262 F. 121 | 5th Cir. | 1920

WAEKER, Circuit Judge.

The appellee was adjudged bankrupt on January 25, 1917, on a voluntary petition filed by him in a proceeding in which no application for a discharge was filed, and which was closed prior to January 25, 1919; when he filed in the same court another voluntary petition, under which he was again adjudged bankrupt. In 1914 the appellant recovered a judgment against the bankrupt, which was a provable debt against the estate of the bankrupt in each of the bankruptcy proceedings. He objected to the granting of an application for discharge made by the bankrupt in the second proceeding, in so far as that application sought a discharge from the debt evidenced by the judgment mentioned, and prayed that that debt be excluded from the operation of any discharge that might be granted under the application therefor. The court ordered a discharge, from the operation of which the debt owing by the bankrupt to- (he appellant was not excluded.

This court has decided that, under the provision of section 14 of the Bankruptcy Act (Comp. St. § 9598) prescribing the time within which an application for a discharge may be made, a bankrupt, after the expiration of 18 months from adjudication, is not entitled, in a second proceeding, to a discharge from debts provable in the first. In re Bacon, 193 Fed. 34, 113 C. C. A. 358; Bacon v. Buffalo Cold Storage Co., 225 U. S. 701, 32 Sup. Ct. 836, 56 E. Ed. 1264. It appears from the opinion rendered by the District Judge in the instant case (hat the ruling just referred to was not followed, because it was considered to be inconsistent with the ruling of the Supreme Court in the case of Bluthenthal v. Jones, 208 U. S. 64, 28 Sup. Ct. 192, 52 L. Ed. 390. What was decided in the last-cited case was that a debt was not excluded from the operation of a discharge by the fact that in a former *122proceeding, on the same creditor’s objection, a discharge was refused, where that creditor, though notified of the second proceeding and that his same debt was scheduled therein, did not participate in anyway in that proceeding. The ground of that decision was that the creditor lost the benefit, in the second proceeding, of the refusal of a discharge in the first proceeding, by failing to plead it or bring it to the attention of the court in the later proceeding.

It was not decided in that case that the creditor did not have a valid ground of objection to the granting of the discharge applied for in the second proceeding. It was decided that the creditor’s debt was. not excluded from the operation of a discharge which was granted without objection from him. The question of the sufficiency of an objection to an application for a discharge, because it was not made within the time prescribed by section 14 of the Bankruptcy Act, was not involved in that case. Nothing said in the opinion rendered in that case indicates that the court had that question in mind. We do not think that the decision in that case is in conflict with the above referred to decision of this court.

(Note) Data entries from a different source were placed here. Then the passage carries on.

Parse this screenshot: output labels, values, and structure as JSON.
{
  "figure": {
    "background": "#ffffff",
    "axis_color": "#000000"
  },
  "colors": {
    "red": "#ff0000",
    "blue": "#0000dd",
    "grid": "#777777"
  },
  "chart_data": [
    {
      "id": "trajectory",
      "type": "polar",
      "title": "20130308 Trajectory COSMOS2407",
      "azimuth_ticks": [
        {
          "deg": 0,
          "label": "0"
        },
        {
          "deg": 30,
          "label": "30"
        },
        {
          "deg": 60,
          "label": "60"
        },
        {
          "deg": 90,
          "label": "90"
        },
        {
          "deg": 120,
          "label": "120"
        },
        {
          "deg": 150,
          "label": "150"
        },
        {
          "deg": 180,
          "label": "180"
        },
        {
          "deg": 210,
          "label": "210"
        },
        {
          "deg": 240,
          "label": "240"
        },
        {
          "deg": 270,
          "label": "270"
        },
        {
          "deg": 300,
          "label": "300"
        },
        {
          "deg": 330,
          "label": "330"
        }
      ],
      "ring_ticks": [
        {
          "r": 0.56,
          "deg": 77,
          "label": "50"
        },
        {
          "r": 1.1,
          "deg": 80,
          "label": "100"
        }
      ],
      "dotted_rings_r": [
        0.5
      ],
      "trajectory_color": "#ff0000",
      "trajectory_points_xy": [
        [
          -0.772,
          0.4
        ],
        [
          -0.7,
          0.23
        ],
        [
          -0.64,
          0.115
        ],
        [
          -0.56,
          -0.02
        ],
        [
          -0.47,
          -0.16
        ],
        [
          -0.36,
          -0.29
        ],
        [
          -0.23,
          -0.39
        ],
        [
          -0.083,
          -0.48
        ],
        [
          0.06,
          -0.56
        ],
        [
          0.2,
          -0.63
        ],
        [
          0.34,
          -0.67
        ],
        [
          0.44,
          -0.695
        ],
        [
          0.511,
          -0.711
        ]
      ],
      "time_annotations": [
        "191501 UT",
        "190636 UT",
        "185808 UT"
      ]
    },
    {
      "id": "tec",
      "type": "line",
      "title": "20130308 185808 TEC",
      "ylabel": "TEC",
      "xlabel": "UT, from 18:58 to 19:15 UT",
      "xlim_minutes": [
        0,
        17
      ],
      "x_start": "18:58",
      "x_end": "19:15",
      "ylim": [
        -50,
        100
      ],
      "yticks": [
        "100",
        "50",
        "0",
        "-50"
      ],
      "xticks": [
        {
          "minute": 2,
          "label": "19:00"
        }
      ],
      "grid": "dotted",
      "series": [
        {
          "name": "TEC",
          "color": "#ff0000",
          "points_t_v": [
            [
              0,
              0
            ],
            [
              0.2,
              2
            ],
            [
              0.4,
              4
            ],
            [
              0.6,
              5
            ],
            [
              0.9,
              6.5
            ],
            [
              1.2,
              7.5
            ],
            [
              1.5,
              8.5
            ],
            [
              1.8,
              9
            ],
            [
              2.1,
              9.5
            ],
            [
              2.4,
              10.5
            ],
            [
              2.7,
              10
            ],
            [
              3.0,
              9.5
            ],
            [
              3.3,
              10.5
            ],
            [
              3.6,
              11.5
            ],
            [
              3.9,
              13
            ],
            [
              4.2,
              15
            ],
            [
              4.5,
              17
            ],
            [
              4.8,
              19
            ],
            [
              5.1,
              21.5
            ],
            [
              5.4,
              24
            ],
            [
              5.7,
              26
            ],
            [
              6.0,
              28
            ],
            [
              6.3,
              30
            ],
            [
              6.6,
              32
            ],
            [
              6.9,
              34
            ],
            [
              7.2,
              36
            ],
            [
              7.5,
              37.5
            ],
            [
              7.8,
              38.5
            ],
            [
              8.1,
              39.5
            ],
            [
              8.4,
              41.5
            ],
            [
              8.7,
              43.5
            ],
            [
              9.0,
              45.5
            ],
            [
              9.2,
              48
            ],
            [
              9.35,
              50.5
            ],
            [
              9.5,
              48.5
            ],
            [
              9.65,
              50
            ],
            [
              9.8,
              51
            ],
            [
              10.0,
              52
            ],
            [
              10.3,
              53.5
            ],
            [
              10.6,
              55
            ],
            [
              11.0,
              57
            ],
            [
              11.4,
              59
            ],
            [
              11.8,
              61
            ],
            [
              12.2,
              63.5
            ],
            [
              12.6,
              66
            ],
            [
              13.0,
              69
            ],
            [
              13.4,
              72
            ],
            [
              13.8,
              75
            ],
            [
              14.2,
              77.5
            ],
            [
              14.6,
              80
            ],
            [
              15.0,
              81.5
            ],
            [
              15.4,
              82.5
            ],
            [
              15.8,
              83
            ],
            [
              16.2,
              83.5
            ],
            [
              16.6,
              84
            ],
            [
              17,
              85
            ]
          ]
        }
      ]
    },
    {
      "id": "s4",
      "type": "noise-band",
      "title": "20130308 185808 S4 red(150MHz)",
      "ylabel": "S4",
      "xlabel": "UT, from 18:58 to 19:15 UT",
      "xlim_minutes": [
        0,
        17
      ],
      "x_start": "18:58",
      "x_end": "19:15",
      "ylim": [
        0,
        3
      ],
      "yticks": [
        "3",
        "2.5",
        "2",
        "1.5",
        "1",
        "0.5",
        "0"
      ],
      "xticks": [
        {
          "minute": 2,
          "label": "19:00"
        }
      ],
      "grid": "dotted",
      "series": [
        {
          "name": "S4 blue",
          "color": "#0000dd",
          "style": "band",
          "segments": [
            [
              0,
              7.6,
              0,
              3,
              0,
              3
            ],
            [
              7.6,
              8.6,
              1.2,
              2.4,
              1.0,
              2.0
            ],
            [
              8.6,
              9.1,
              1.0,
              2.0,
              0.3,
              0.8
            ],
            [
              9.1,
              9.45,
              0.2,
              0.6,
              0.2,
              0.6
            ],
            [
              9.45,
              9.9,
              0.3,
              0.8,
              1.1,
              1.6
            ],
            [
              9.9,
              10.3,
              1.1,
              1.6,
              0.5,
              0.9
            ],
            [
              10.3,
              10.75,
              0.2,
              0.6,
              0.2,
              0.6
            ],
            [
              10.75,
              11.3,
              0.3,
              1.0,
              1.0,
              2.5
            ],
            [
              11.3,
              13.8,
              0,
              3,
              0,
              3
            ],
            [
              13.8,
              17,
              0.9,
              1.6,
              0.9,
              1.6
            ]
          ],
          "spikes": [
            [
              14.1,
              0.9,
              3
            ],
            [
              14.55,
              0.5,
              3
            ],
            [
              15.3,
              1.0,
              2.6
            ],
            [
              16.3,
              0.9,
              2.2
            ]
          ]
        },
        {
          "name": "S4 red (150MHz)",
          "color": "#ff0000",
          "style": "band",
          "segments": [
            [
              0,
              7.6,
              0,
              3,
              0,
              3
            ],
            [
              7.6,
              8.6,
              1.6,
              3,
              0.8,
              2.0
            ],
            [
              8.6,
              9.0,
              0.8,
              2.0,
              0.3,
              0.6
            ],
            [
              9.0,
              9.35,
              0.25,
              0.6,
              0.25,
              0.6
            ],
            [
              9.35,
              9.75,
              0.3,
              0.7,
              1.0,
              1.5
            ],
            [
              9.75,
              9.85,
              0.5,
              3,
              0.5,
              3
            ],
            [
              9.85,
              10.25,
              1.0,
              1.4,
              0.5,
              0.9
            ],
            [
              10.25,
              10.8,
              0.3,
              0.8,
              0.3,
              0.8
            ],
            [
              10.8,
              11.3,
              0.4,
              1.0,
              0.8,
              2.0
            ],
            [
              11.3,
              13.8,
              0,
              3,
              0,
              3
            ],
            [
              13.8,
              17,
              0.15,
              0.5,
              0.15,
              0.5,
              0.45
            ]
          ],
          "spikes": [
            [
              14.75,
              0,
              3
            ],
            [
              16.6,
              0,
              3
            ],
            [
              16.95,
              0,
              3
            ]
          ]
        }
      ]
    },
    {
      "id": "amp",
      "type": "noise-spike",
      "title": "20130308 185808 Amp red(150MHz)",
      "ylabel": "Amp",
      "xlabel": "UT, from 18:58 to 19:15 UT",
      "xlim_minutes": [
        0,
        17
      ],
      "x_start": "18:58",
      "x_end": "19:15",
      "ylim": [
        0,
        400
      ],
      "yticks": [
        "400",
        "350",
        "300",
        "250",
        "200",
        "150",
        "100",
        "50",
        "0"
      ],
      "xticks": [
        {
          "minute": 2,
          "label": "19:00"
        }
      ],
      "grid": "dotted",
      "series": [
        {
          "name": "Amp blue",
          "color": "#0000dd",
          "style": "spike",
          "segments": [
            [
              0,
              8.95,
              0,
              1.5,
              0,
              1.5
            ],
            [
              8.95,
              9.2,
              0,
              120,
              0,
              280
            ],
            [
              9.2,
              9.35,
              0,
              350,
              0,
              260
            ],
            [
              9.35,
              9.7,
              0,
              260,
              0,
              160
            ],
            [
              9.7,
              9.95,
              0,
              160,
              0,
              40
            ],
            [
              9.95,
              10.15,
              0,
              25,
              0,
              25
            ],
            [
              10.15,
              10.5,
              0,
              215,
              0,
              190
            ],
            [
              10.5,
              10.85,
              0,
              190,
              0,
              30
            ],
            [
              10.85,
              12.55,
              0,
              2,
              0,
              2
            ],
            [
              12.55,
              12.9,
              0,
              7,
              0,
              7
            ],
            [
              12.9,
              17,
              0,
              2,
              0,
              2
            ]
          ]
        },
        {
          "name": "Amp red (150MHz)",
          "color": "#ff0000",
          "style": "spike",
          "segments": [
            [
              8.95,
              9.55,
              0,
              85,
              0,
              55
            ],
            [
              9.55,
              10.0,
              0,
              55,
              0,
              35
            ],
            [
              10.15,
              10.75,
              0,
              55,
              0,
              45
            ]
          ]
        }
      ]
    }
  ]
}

We are of the opinion that the ruling in the case of In re Bacon, supra, was correct. Subdivision “a” of section 14 of the Bankruptcy .Act creates a limitation in favor of creditors having debts provable against an estate in bankruptcy. Subdivision “b” of that section prescribes the grounds on which an application for discharge may be refused. There is nothing to indicate that the latter provision was intended to control or supersede the former one. The former provision fixes a period of time beyond which a creditor affected by the bankruptcy is not required to remain prepared to prove the existence of a ground of objection to a discharge of the bankrupt. It well may be inferred that-it was contemplated that an application for a discharge from any debt affected by an adjudication of bankruptcy should be made within the stated period, whether made in the first proceeding in which such debt was provable, or in a subsequent proceeding.

The provision has the effect of preventing a bankrupt from withholding for an unreasonable length of time from creditors affected by the adjudication of bankruptcy the opportunity of proving the existence of a ground justifying a refusal of the discharge applied for. To give to a subsequent adjudication of bankruptcy the effect, of enlarging the time within which a discharge from debts affected by a former adjudication could be applied for would amount to a destruction of the limitation created by the statute. The conclusion is that the court erred in overruling the appellant’s motion to exclude his debt from the operation of the discharge applied for and granted.

Because of that error, the decree is reversed.